The best compliment I think we can give to a person of faith is that their life pointed us to God. Their life pointed us to hope, to beauty, to love, to the reality that there is more to life than we can comprehend. My Dad was such a person. A person willing to embrace the mystery, that there is so much we cannot fully understand. Remarkably acknowledging all that is beyond the limits of human comprehension can be a source of comfort. It is an act of surrender, of turning it over. 

An act of faith to trust that even in the midst of that which we cannot fully understand, even as we are going through life, at times like the disciples, distracted, afraid, grieving, or uncertain, God is with us - pointing us to the future with hope and love. 


That was what my Dad did. Pointed us to the future with hope and love. It was especially evident in the care and attention he took for each conversation. Whether you had come to him for legal advice or life advice or for help on a worksheet from school or just had the opportunity to sit next to him at dinner, he was fully present to whatever questions you had, whatever might be weighing on your heart or your mind. You would feel as though sitting with you and your question was the most important thing he had to do all day. This joy of conversation, of connection, of learning together, were central to who he was and how he lived.

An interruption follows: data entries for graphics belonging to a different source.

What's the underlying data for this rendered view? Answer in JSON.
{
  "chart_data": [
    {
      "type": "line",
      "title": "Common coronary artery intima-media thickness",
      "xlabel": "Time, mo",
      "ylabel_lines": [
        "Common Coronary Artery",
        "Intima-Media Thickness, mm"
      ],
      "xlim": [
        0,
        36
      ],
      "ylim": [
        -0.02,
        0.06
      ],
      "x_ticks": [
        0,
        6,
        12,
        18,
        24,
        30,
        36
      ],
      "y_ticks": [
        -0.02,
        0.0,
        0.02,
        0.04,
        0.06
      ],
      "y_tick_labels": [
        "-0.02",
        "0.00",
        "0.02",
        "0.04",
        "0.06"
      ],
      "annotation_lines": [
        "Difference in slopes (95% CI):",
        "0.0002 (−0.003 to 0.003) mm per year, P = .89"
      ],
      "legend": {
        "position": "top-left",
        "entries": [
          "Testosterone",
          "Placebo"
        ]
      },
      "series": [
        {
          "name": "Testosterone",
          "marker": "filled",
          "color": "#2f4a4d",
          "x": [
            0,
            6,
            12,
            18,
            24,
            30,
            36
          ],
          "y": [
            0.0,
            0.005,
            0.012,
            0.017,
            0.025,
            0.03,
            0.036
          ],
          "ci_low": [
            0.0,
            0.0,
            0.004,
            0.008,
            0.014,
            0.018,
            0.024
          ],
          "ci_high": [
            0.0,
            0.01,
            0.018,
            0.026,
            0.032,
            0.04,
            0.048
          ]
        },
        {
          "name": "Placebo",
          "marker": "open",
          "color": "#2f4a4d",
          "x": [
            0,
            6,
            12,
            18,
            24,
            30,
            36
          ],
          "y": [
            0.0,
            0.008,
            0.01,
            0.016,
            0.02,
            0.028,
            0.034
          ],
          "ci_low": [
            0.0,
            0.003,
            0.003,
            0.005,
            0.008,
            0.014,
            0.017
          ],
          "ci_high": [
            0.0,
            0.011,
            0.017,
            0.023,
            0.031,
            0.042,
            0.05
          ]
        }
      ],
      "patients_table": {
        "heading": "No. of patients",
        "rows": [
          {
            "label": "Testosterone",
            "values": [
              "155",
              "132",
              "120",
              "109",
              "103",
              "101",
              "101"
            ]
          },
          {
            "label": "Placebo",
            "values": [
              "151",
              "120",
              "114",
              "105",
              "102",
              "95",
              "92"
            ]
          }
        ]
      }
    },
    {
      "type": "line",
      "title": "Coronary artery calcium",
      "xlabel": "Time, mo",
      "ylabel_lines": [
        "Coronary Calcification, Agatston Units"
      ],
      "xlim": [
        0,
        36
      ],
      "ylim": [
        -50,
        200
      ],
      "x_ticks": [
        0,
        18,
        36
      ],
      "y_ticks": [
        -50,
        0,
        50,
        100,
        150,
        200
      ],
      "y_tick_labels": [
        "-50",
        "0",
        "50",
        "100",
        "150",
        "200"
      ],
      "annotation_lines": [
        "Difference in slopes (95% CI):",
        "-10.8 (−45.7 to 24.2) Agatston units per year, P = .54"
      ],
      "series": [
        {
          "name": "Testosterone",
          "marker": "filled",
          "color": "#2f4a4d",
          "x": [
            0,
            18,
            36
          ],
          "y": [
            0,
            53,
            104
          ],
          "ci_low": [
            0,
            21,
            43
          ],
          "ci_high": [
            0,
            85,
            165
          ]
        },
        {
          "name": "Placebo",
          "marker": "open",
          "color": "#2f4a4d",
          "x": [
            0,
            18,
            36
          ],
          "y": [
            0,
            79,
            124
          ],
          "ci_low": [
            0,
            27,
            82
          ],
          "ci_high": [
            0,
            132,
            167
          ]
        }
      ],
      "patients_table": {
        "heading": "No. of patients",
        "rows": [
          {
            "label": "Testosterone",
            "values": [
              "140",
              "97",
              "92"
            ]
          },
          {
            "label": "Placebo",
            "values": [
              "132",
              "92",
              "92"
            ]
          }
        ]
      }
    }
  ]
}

All of us gathered here, all of us who have had the privilege of sharing some piece of our journey, walking some portion of the road of life with the remarkable human being who was Eliot Field, have benefited from his wisdom and grace. Whether it was because he taught us some scientific fact, helped us out of a sticky legal situation, invited us to marvel at the splendor of creation, or inspired us to be more graceful and pay more attention in the present moment. 


He has left us a multifaceted legacy. You can find his name in legal briefs and court cases. His influence in improved processes and more compassionate, rational municipal governments. In the speed of Jesse’s backhand. In the napkins and first aid kit in my car. In the fact that all his grandchildren know how to ski and hit a tennis ball. In the fact that meals on that Dresden hilltop still stop so we can all stand in awe as the sun sinks slowly behind the White Mountains. We will remember him in so many actions and places. Perhaps most of all, though, we will remember and honor him in how we are in the world. When we hold on to the lessons of the Road to Emmaus and all the meals and conversations we have shared. When we slow down and pay attention. When we trust that hope is real and love always has the last word. When our first reactions are patience, grace, and good humor. When we look for the holy in the midst of the ordinary. 


Whenever you have one of those moments in the days and weeks and years ahead. I hope you will pause. I hope you will remember. I hope you will smile. And I hope you feel that my Dad is smiling right there with you. Amen.